Not that it came easily. Not that anything has ever come easily for the former Quarter Horse trainer who won his first Derby with Silver Charm in 1997 and immediately followed that with Real Quiet. Then there was War Emblem in 2002 before a gap he emphatically ended with Triple Crown champions American Pharoah in 2015 and Justify in 2018.
Baffert endured a wrenching roller-coaster ride this season before earning his share of history. Nadal and Charlatan, two of his greatest hopes in the spring, were lost to injury. Nadal’s injury was career-ending.
Still, Baffert and co-owner Spendthrift Farm had Authentic. The colt was expected to rocket to the lead from the far outside post in a field reduced to 15. The bay son of Into Mischief instead started poorly, forcing Hall of Fame jockey John Velazquez to use him early to make the lead.

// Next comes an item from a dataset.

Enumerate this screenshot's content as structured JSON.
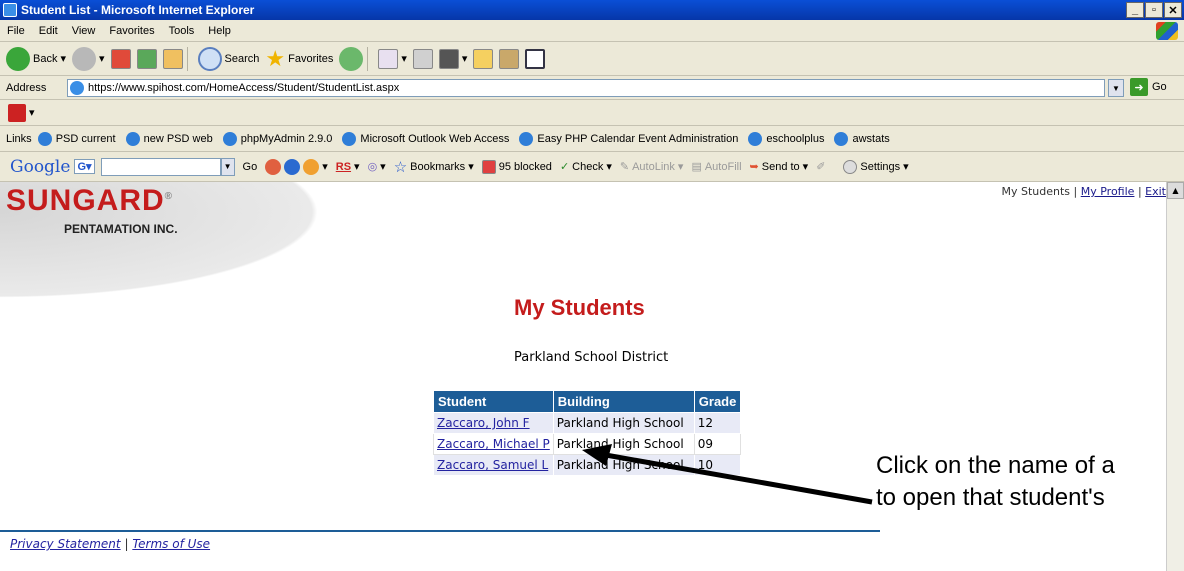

While Authentic set a solid pace, covering the opening half-mile in 46.41 seconds en route to a final time of 2:00.61, Manny Franco had Tiz the Law in perfect striking position in fourth. He gave the push-button colt his cue as they pounded into the final turn.
Tiz the Law hooked Authentic as they spun out of the final turn. The race was on. Tiz the Law fought to surge past Authentic. He could not. Franco asked Tiz the Law for everything he had. There was no getting past Authentic in what served as the middle leg of the Triple Crown at fan-free Churchill Downs.
Longshot and late Derby addition Mr. Big News closed to get third, and Honor A. P., who endured a rough start that put him near the back of the field early on, made up ground late to finish fourth.
“Thank you, Lord. Thank God,” said a miked-up Velazquez after his third Derby score coincided with the 200th Grade 1 triumph of his Hall of Fame career.
When Baffert hurried to join Authentic and Velazquez in the winner’s circle, he exclaimed to Velazquez, “Did I have him ready or what?”
As the sun set over the famed twin spires at iconic Churchill Downs, it was clear that no one was ever better at preparing a horse to win the nation’s premier race on the first Saturday in May. Or, for that matter, the first Saturday in September.